With the continuing development of new, advanced threats and growing geopolitical tensions (the war in Ukraine being a prime example), edge computing using AI and communications technologies will gain traction in the market moving forward, Mor asserts.
“Platforms need not only high-performance, SWaP-optimized systems for image and video processing at the edge, but also AI that handles object recognition, classification, and tracking and networking for deterministic communication and real-time decision-making,” he says. (Figure 3.)
[Figure 3 | The Aitech U-C5300 SOSA aligned AI graphics board is aimed at use in AI delivery, video analytics, image processing, and other battlefield applications.]
The electro-optical sensors and cameras mounted on an uncrewed aerial system (UAS) or ground vehicle can capture real-time footage from the battlefield, enabling warfighters to zoom in on specific areas of interest. From there, SWaP-optimized embedded computing systems using AI edge-computing capabilities could send the video footage to the warfighter, perform the processing and analytics, and then send a decision to the ground-control monitor, Mor says.
Specifically, this AI at the edge could help a warfighter identify an object of interest, classify it, locate it, extract coordinates, and then send those coordinates to a control or remote station. Such tools thereby enable warfighters in the field to make what Mor calls “quick and precise” decisions that are critical on the battlefield. (Figure 3.)
ML is also enabling reduced SWaP; while AI is connected to ML, they describe different things. AI is when a computer is able to learn and problem-solve much like the human brain, whereas ML is a subset of AI that involves using mathematical models to learn without direct inputs from a human.

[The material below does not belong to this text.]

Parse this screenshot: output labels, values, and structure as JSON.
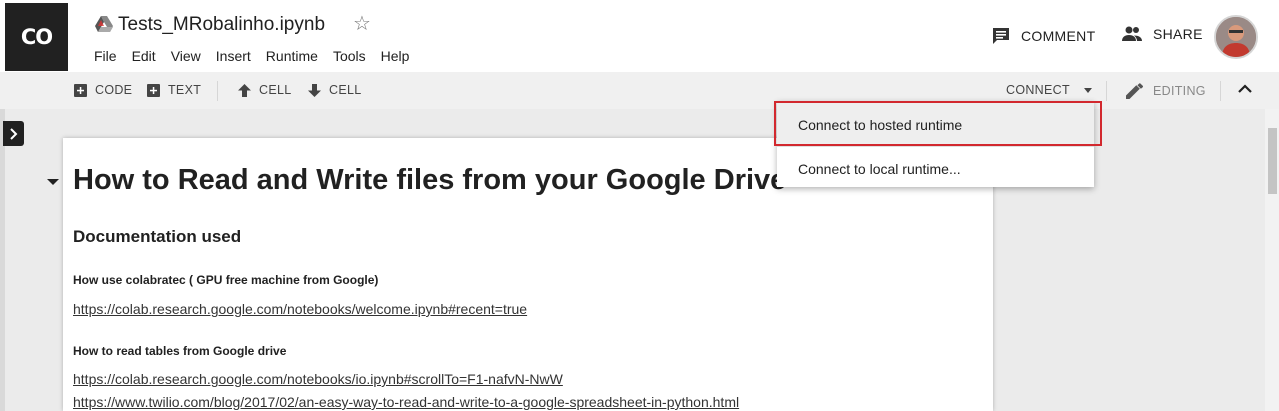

Basically, ML is a method that AI uses to increase its own intelligence.
ML presents even more opportunities for the industry to increase the utility of reduced-SWaP systems, Littlefield says.
“ML is real, and the community is hungry for products that enable or improve the performance of ML,” he says.
“It’s not so much a case of ML improving SWaP, but more that the kind of hardware that enables ML is now available within the SWaP parameters companies like Elma tend to work with,” Littlefield continues. “For example, a few years ago ML would have taken a 400-watt GPU to operate, which isn’t practical for a VPX-based electronic warfare (EW) or signals-intelligence system deploying a pod off the wing of a UAS. Now, however, there are GPUs and processors that perform ML calculations within the SWaP constraints of a 3U or 6U conduction-cooled VPX card.
“Thus we are seeing ML being applied to just about every sensor modality and application domain that our industry serves, and products being fielded to serve those applications,” he adds.